International scouting
So how do NBA people know about this kid with
the Sidd Finch-ian aura? They watch him practice. For all the excitement
that attended the recent Final Four in Bologna, Italy, one of the
most important events for NBA people and we're talking about
general managers, not just European scouts came during Benetton
Treviso's practices.
What they saw was talent: raw, but tantalizing
talent. He's 7 feet and still growing, but he's viewed as a forward,
a player who can handle the ball on the perimeter, run the floor
and shoot from the outside.
"I look up in the stands (during practice)
and see (Houston head coach) Rudy Tomjanovich," Tskitishvili said
excitedly. "I only see Tomjanovich on TV, but now I see him and
meet him in life. It's so amazing."
Recent history tells NBA people they shouldn't
get too caught up in playing time and the quality of competition.
Dirk Nowitzki played in a midlevel European league before he was
drafted by Dallas. Gasol was a middling, 12-point-per-game scorer
in Europe before he took the NBA by storm.
"That's how the draft is now," said Indiana
Pacers president Donnie Walsh. "It's a leap of faith. A lot of people
think (Tskitishvili) has a great all-around game, but nobody has
really seen him play against top competition for an extended period
of time."
Walsh quickly added, though, that Jonathan
Bender was the same kind of risk. Very young, very raw, very talented.
So, Walsh was asked, would he consider Tskitishvili
at No. 14?
The Pacers president said he would, but quickly
added it's unlikely the team will have that option. If Tskitishvili
doesn't have an assurance he's going top 10, he's withdrawing his
name from draft consideration.
That's not an easy call for a young man from
his background just as it's a tough call for so many young
American players who come from poor circumstances.
Economic concerns
The Republic of Georgia, which is located on
the Black Sea north of Turkey and south of Russia, once was a semi-prosperous
part of the Soviet Union. It was a vacation spot and an area famed
for its wine making. Independence, though, has not been kind. The
economy is a shambles, unemployment is high, the infrastructure
is crumbling and expatriates complain that power outages are the
rule rather than the exception.
Tskitishvili knows the money he will make as
a mid-first-round pick could change both his and his family's life
immediately. But there are other considerations that make the top-10-or-bust
approach more sensible.
He has a sizable buyout in his Italian League
contract, and an NBA team can only pay $350,000 toward that buyout.

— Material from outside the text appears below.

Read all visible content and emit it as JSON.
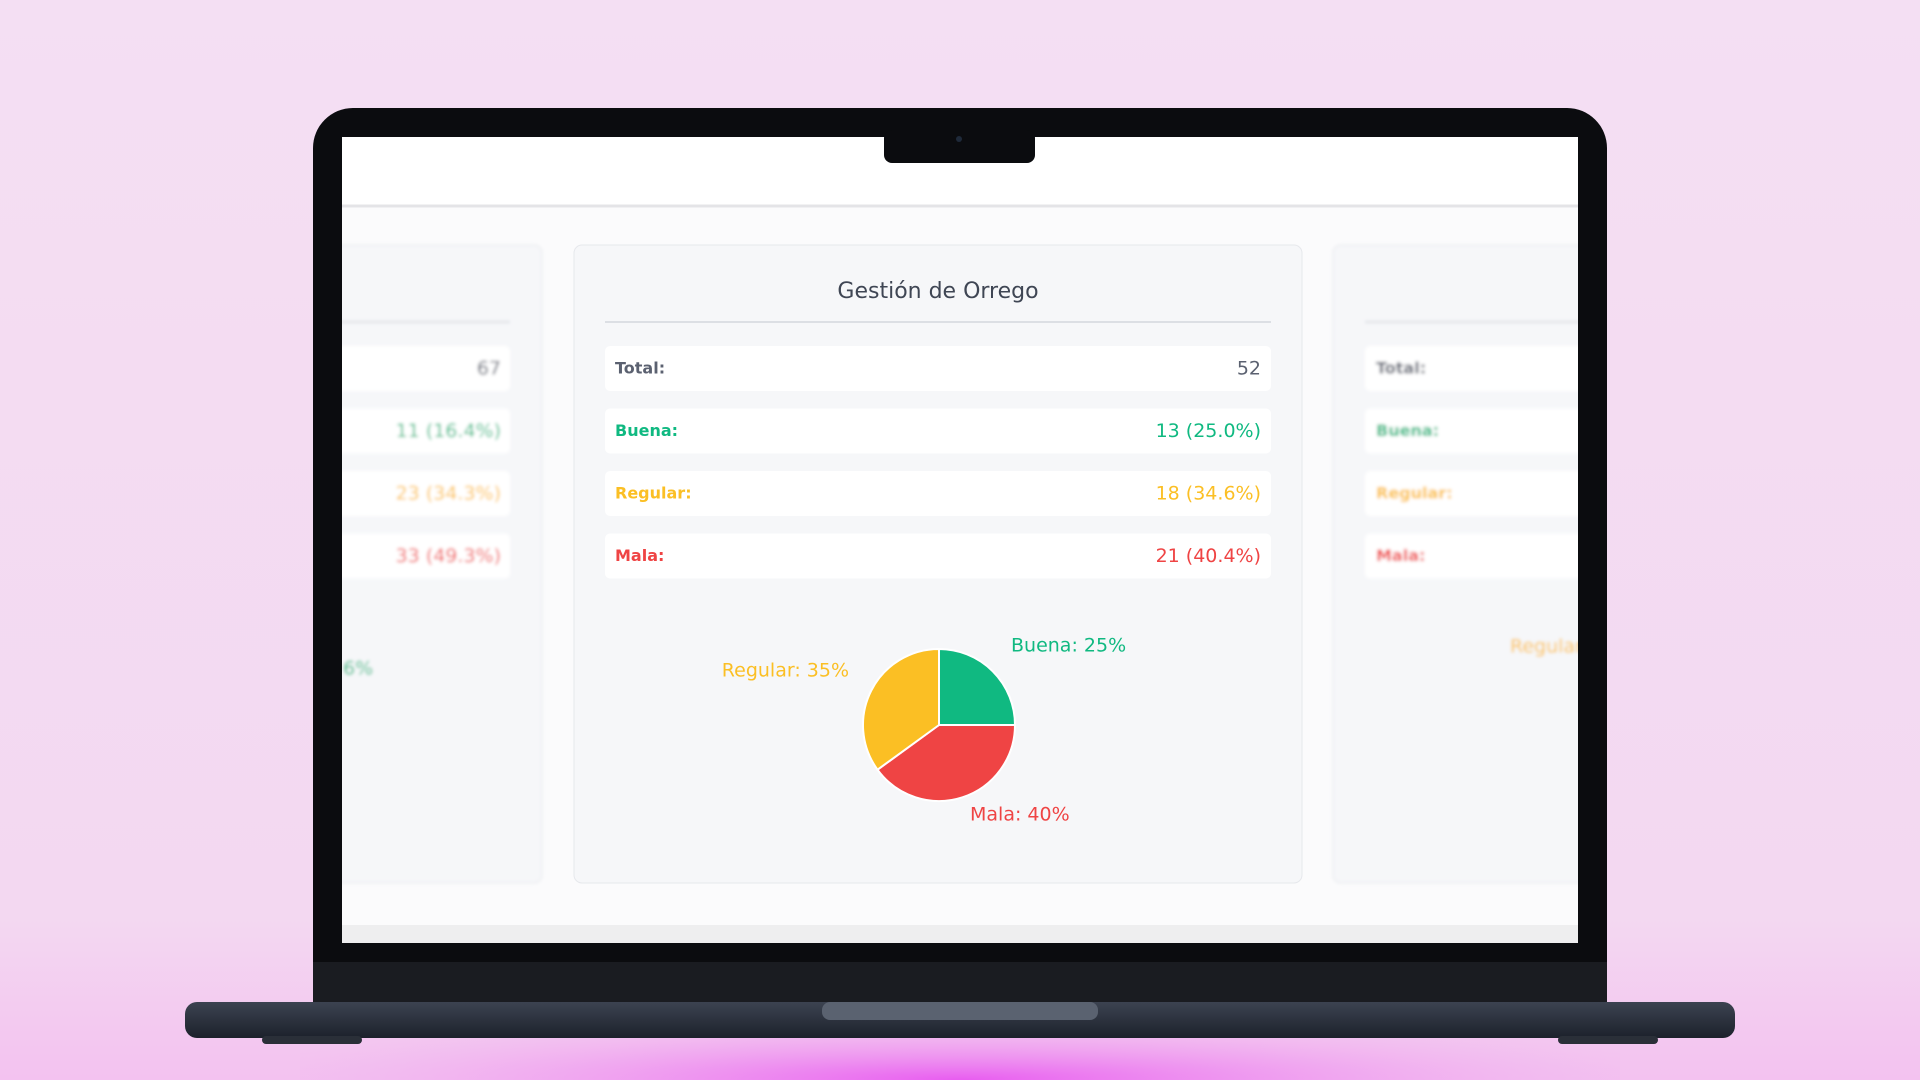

The rest would come out of the player's first-year paycheck. If
Tskitishvili went lower than 10th, he wouldn't have a whole lot
of money left over.
A top 10 deal, though, gives him buyout money
and plenty left over for hinkali and life's other pleasures.

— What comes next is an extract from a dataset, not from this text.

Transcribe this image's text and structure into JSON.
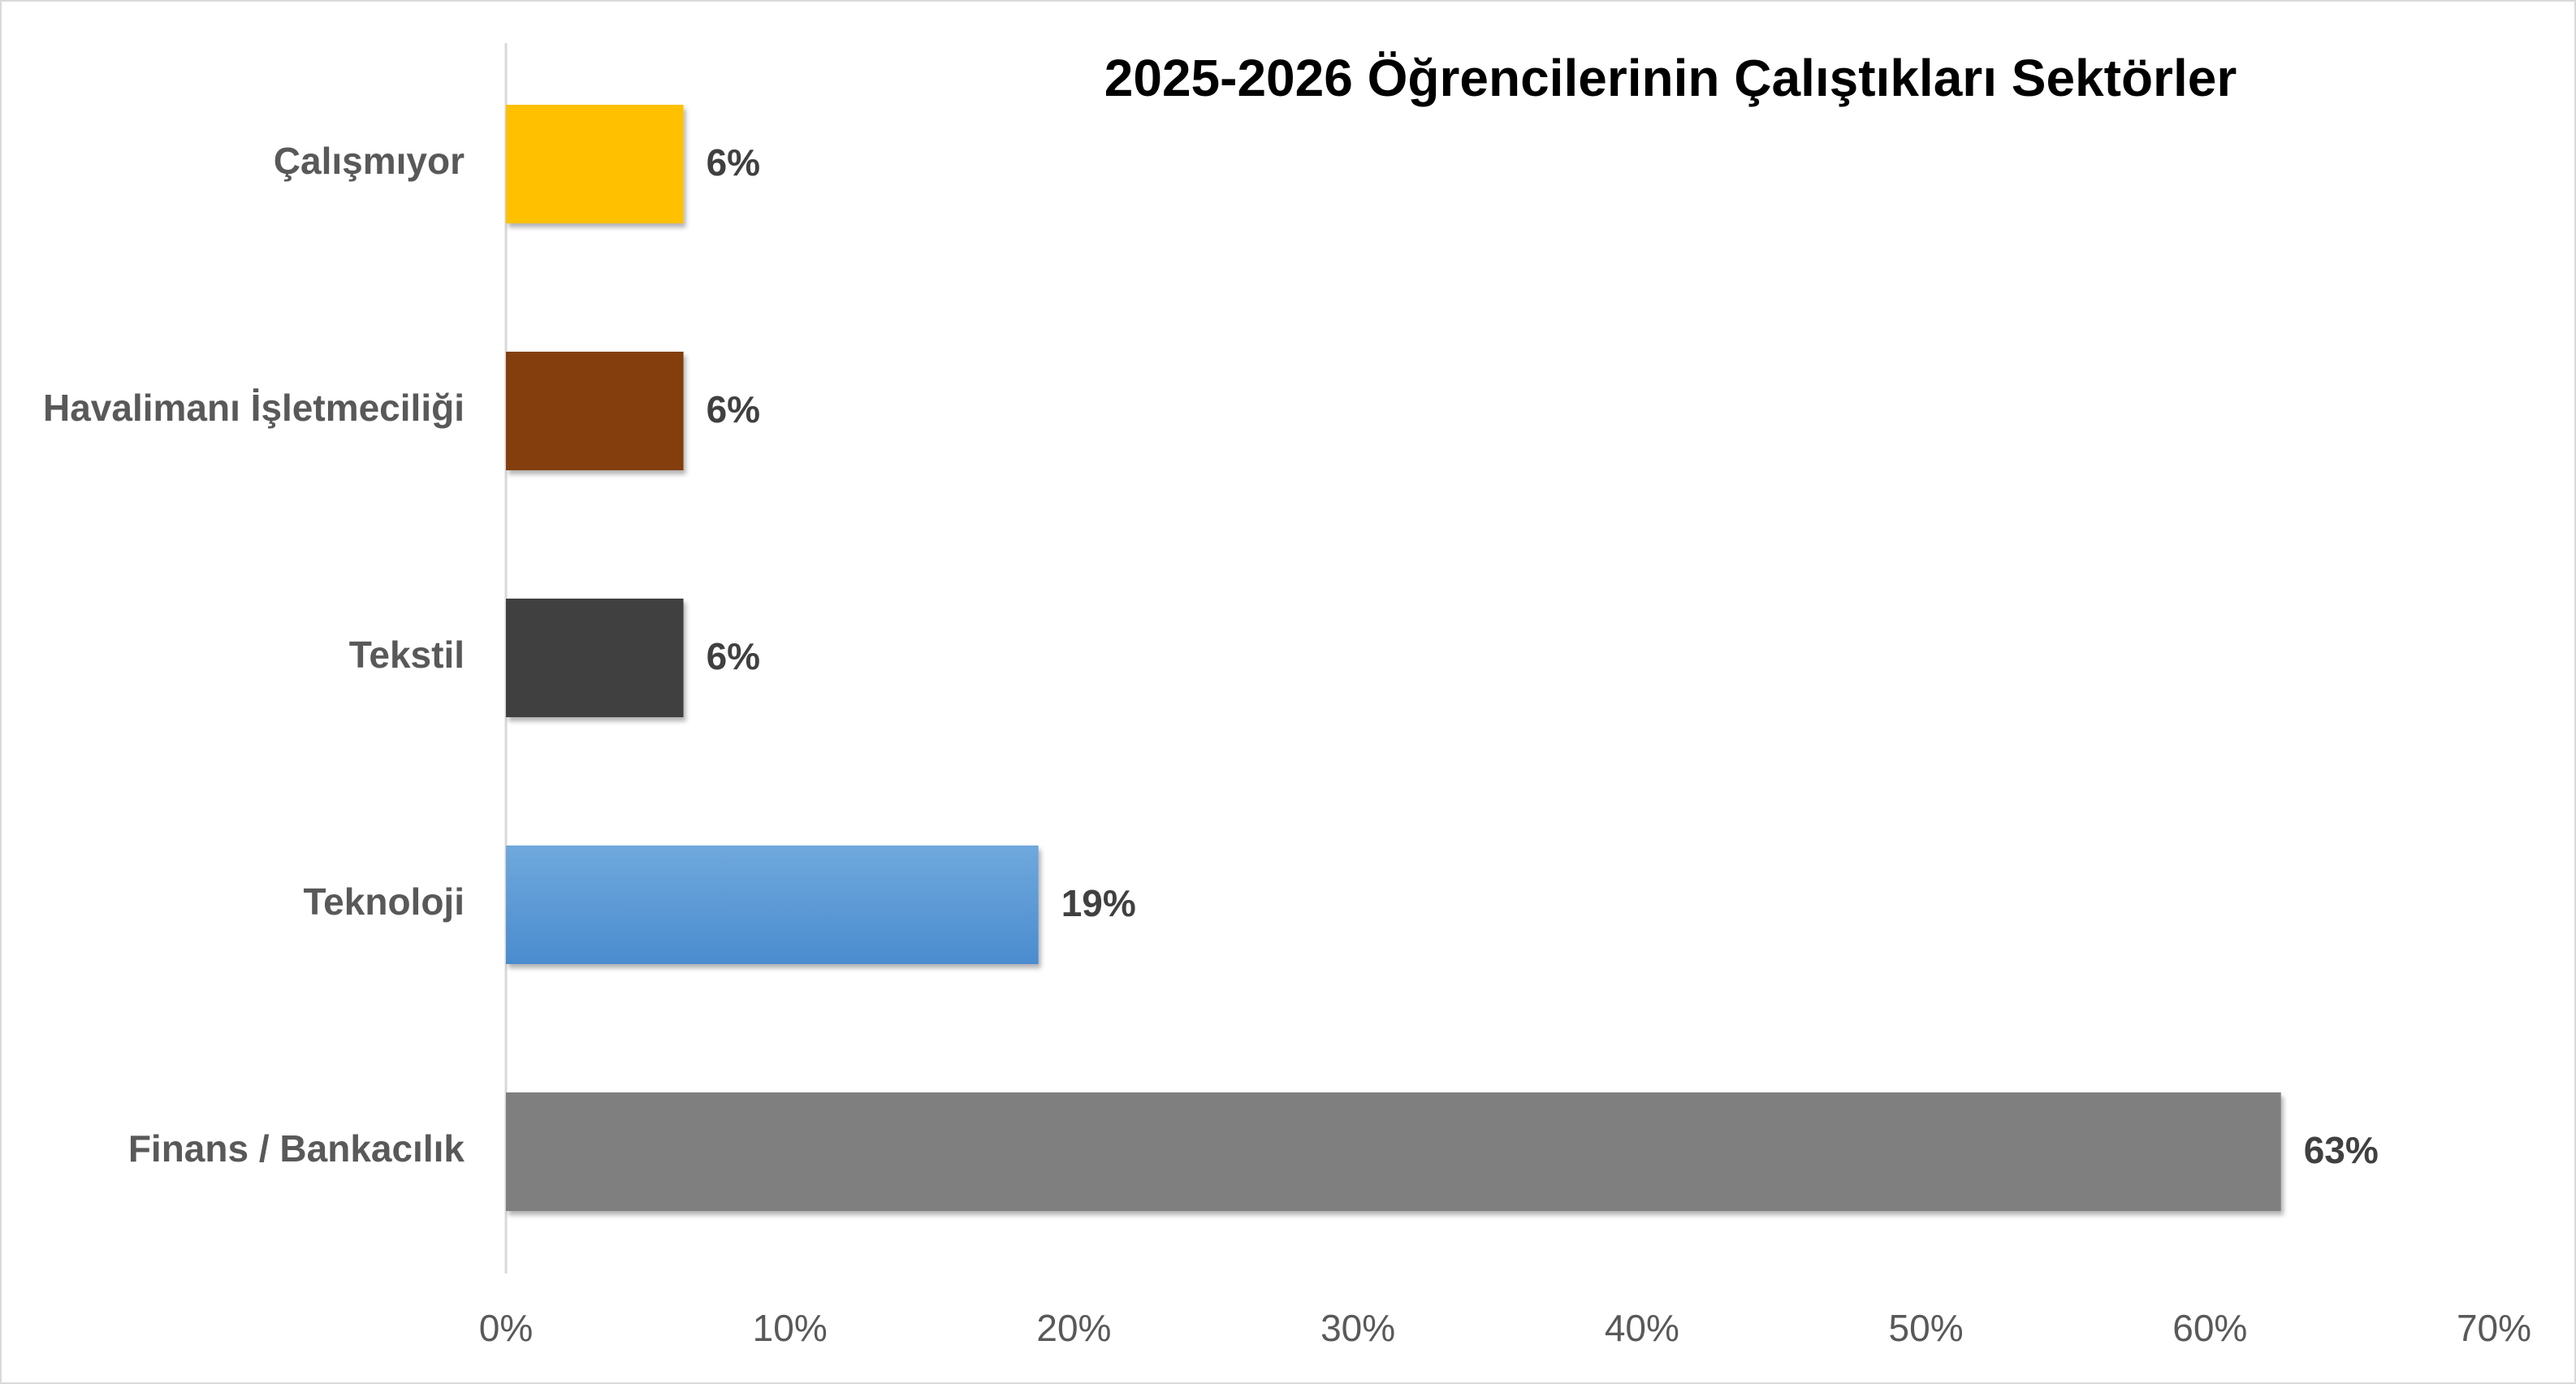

In theory, he could take the money that comes
with going at, say, No. 15, return to Treviso and change a lot of
lives. The risk, though, comes if he develops into a star next season
and sets himself up as a top 5-caliber player. Then he would be
a top-5 talent making No. 15 money. That's a lot of cash in any
country.
"I know God doesn't give you many chances,"

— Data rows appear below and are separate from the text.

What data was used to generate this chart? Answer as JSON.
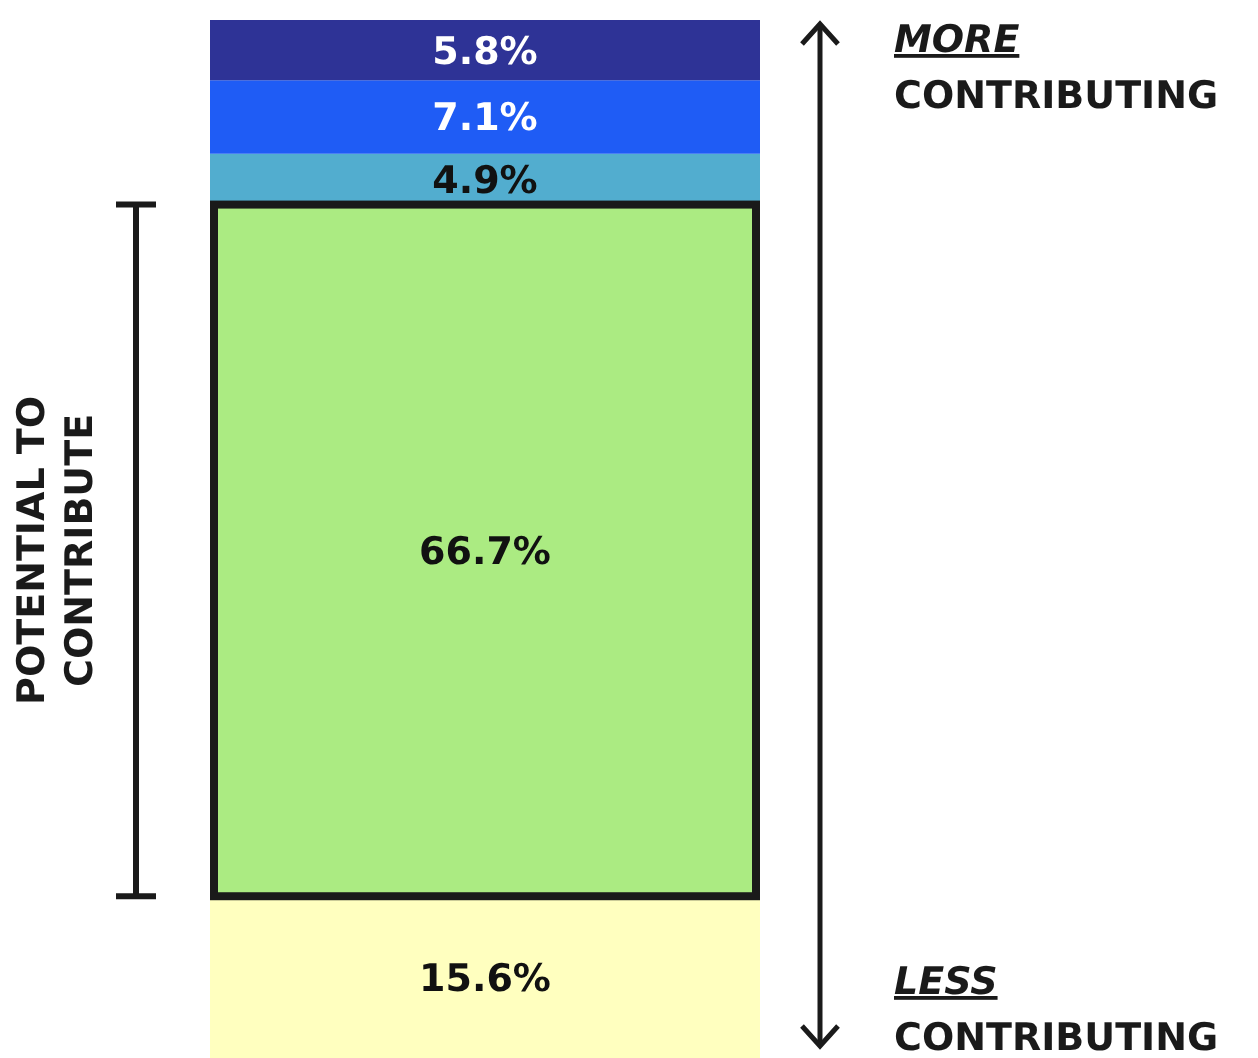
{
  "chart_data": {
    "type": "bar",
    "stacked": true,
    "categories": [
      null
    ],
    "series": [
      {
        "color": "#ffffbf",
        "values": [
          15.6
        ],
        "value_labels": [
          "15.6%"
        ]
      },
      {
        "color": "#abeb82",
        "values": [
          66.7
        ],
        "value_labels": [
          "66.7%"
        ]
      },
      {
        "color": "#52adcf",
        "values": [
          4.9
        ],
        "value_labels": [
          "4.9%"
        ]
      },
      {
        "color": "#1f5cf5",
        "values": [
          7.1
        ],
        "value_labels": [
          "7.1%"
        ]
      },
      {
        "color": "#2e3396",
        "values": [
          5.8
        ],
        "value_labels": [
          "5.8%"
        ]
      }
    ],
    "annotations": [
      "POTENTIAL TO CONTRIBUTE",
      "MORE CONTRIBUTING",
      "LESS CONTRIBUTING"
    ]
  }
}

Tskitishvili said. "In my country, people have no money, only the
Mafia has money. It is a risk if I wait because maybe I get injured
or my play goes down, but I have to be smart."
But enough about basketball.
The next Pau Gasol asked a few more questions
about America, then began practicing. At that moment, he seemed
a million miles away from an NBA court. But a month from now, an
NBA team might call his name out near the top of the draft list.
And then he will be a very tall, very unlikely millionaire.
Buys a lot of hamburgers, doesn't it?